A definição de um editor é bem concreta: ele não deve alterar os traços
gerais que definem o texto. No caso do desassossego, o cuidado é feito sobre
uma obra aberta e inédita, na qual o editor deve cuidar para que os desejos
dispersos de Pessoa sejam respeitados. A interpretação terá um valor menor
para um leitor leigo, mas para um leitor profissional funciona como a abertura
de mais um caminho de estudo para a obra do grande poeta.
O trabalho de publicar o Livro do desassossego começa por onde
Fernando Pessoa parou, pois ele o deixou em estado bruto e desordenado.
Partindo dessa premissa, Jacinto do Prado Coelho atingiu o livro primeiro. A
seguir, a restauração filológica do fio cronológico dos vários escritos de Pessoa
feita por Teresa Sobral Cunha apresenta um novo livro. Ao compor uma edição
que busca tornar uno o Livro, Richard Zenith apresenta outro livro do Livro do
desassossego. Gustavo Rubim defende a dificuldade de haver um livro único e
aponta para a importância de todas as outras edições.

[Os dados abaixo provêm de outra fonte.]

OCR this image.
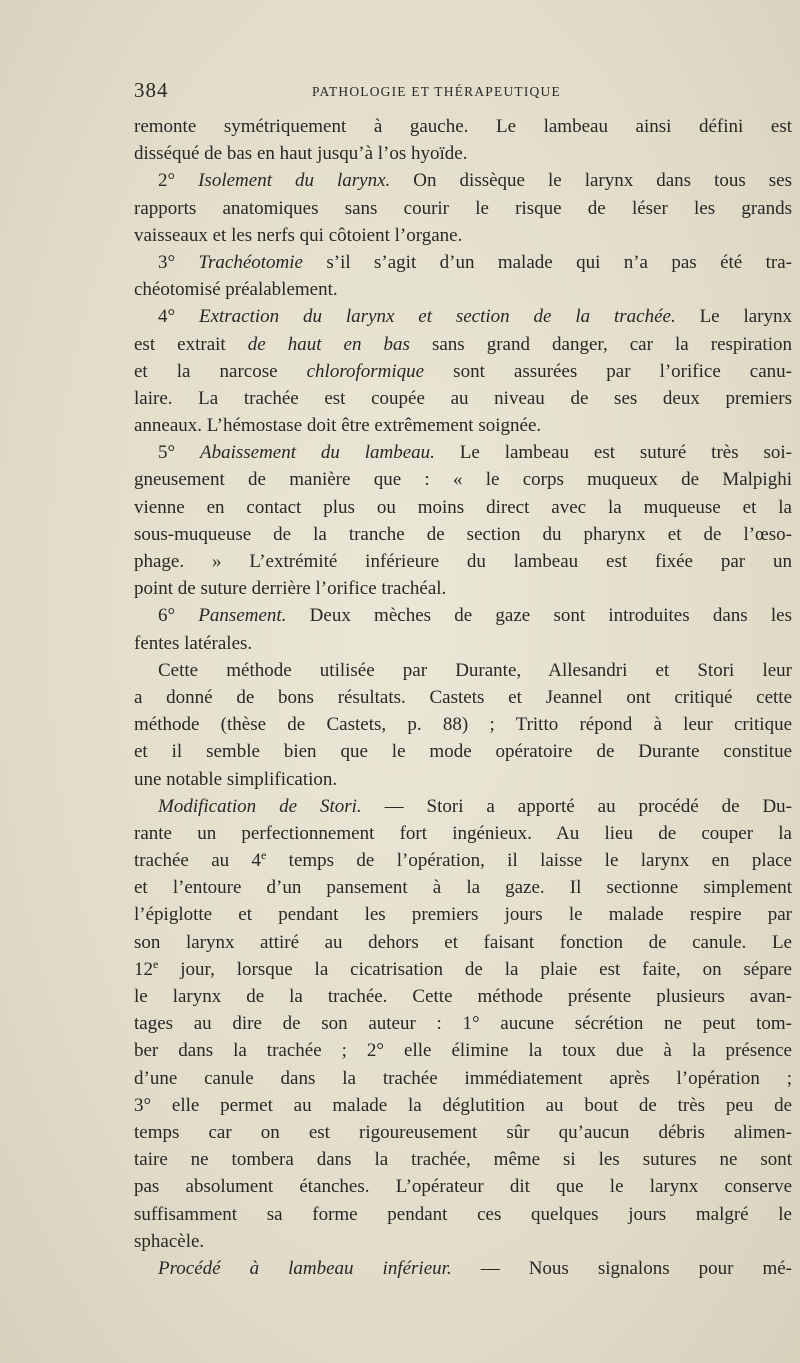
384	PATHOLOGIE ET THÉRAPEUTIQUE
remonte symétriquement à gauche. Le lambeau ainsi défini est
disséqué de bas en haut jusqu’à l’os hyoïde.
2° Isolement du larynx. On dissèque le larynx dans tous ses
rapports anatomiques sans courir le risque de léser les grands
vaisseaux et les nerfs qui côtoient l’organe.
3° Trachéotomie s’il s’agit d’un malade qui n’a pas été tra-
chéotomisé préalablement.
4° Extraction du larynx et section de la trachée. Le larynx
est extrait de haut en bas sans grand danger, car la respiration
et la narcose chloroformique sont assurées par l’orifice canu-
laire. La trachée est coupée au niveau de ses deux premiers
anneaux. L’hémostase doit être extrêmement soignée.
5° Abaissement du lambeau. Le lambeau est suturé très soi-
gneusement de manière que : « le corps muqueux de Malpighi
vienne en contact plus ou moins direct avec la muqueuse et la
sous-muqueuse de la tranche de section du pharynx et de l’œso-
phage. » L’extrémité inférieure du lambeau est fixée par un
point de suture derrière l’orifice trachéal.
6° Pansement. Deux mèches de gaze sont introduites dans les
fentes latérales.
Cette méthode utilisée par Durante, Allesandri et Stori leur
a donné de bons résultats. Castets et Jeannel ont critiqué cette
méthode (thèse de Castets, p. 88) ; Tritto répond à leur critique
et il semble bien que le mode opératoire de Durante constitue
une notable simplification.
Modification de Stori. — Stori a apporté au procédé de Du-
rante un perfectionnement fort ingénieux. Au lieu de couper la
trachée au 4e temps de l’opération, il laisse le larynx en place
et l’entoure d’un pansement à la gaze. Il sectionne simplement
l’épiglotte et pendant les premiers jours le malade respire par
son larynx attiré au dehors et faisant fonction de canule. Le
12e jour, lorsque la cicatrisation de la plaie est faite, on sépare
le larynx de la trachée. Cette méthode présente plusieurs avan-
tages au dire de son auteur : 1° aucune sécrétion ne peut tom-
ber dans la trachée ; 2° elle élimine la toux due à la présence
d’une canule dans la trachée immédiatement après l’opération ;
3° elle permet au malade la déglutition au bout de très peu de
temps car on est rigoureusement sûr qu’aucun débris alimen-
taire ne tombera dans la trachée, même si les sutures ne sont
pas absolument étanches. L’opérateur dit que le larynx conserve
suffisamment sa forme pendant ces quelques jours malgré le
sphacèle.
Procédé à lambeau inférieur. — Nous signalons pour mé-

Com ou sem tarimba pessoana, é inverossímil um leitor insensível ao manifesto desajustamento do texto-Bernardo Soares à normalidade dos textos enquadrados pela forma do livro. Há quem se escandalize com um editor literário que fornece uma interpretação desse desajustamento que ultrapassa os aspectos práticos do seu trabalho e a explicação dos seus respectivos critérios? Mas o escândalo não tem outro fundamento que o de evidenciar a inevitabilidade da interpretação enquanto suporte de qualquer edição do Livro do desassossego: as que conhecemos e as que nunca haveremos de
conhecer (caso da de Jorge de Sena, da qual só sobrou, precisamente a interpretação.). 59
A exigência freqüente de um texto final da obra de Fernando Pessoa,
especificamente a do Livro do desassossego, ou seja, a necessidade de dispor
de um texto o mais próximo possível de sua autenticidade torna mais crítico o
trabalho do seu editor. A crítica textual moderna vem se esmerando na
reconstituição de originais perdidos e na sucessiva revisão da ordenação
cronológica. Uma outra dificuldade está na apresentação tipográfica que foi e
que deverá ser utilizada nas edições.
Igualmente central nos debates da crítica textual moderna é a questão da apresentação tipográfica. Talvez não haja forma satisfatória de resolver o dilema entre clareza da página e riqueza de informação, sobretudo quando a realidade textual a representar é constituída por uma abundância de manuscritos profusamente emendados, entre os quais se reconhece uma evolução nem sempre linear. Como informar de tudo isso o leitor na superfície da página? 60
Ao apontar a problemática da apresentação tipográfica, Ivo Castro deixa
clara a necessidade de apresentar ao leitor a maior quantidade de informação
possível com certa urgência. Ele acredita que o estado de conservação do
espólio pessoano não garanta a mais uma geração conhecer o conteúdo
desses documentos
(...) seremos ainda capazes de decifrar a tinta sumida
dos papéis de pior qualidade, que se estão a decompor rapidamente, sem que
os microfilmes existentes assegurem a sua conservação .61
A fixação textual do Livro do desassossego utilizada sobretudo por
Jacinto do Prado Coelho, Teresa Sobral Cunha e Richard Zenith prestam uma
grande colaboração para qualquer editor atento à tendência atual da crítica
genética. O intuito de editar uma obra de Fernando Pessoa é sempre o de
desvendamento. Assim, a fixação de seus textos deverá estar intimamente
ligada à fixação dos processos já utilizados. Pessoa deixou sua obra aberta
para uma pluralidade de soluções. Ele não deixou clara a forma de fixação do
texto, portanto quem já o fez abriu caminho para as edições já alcançadas.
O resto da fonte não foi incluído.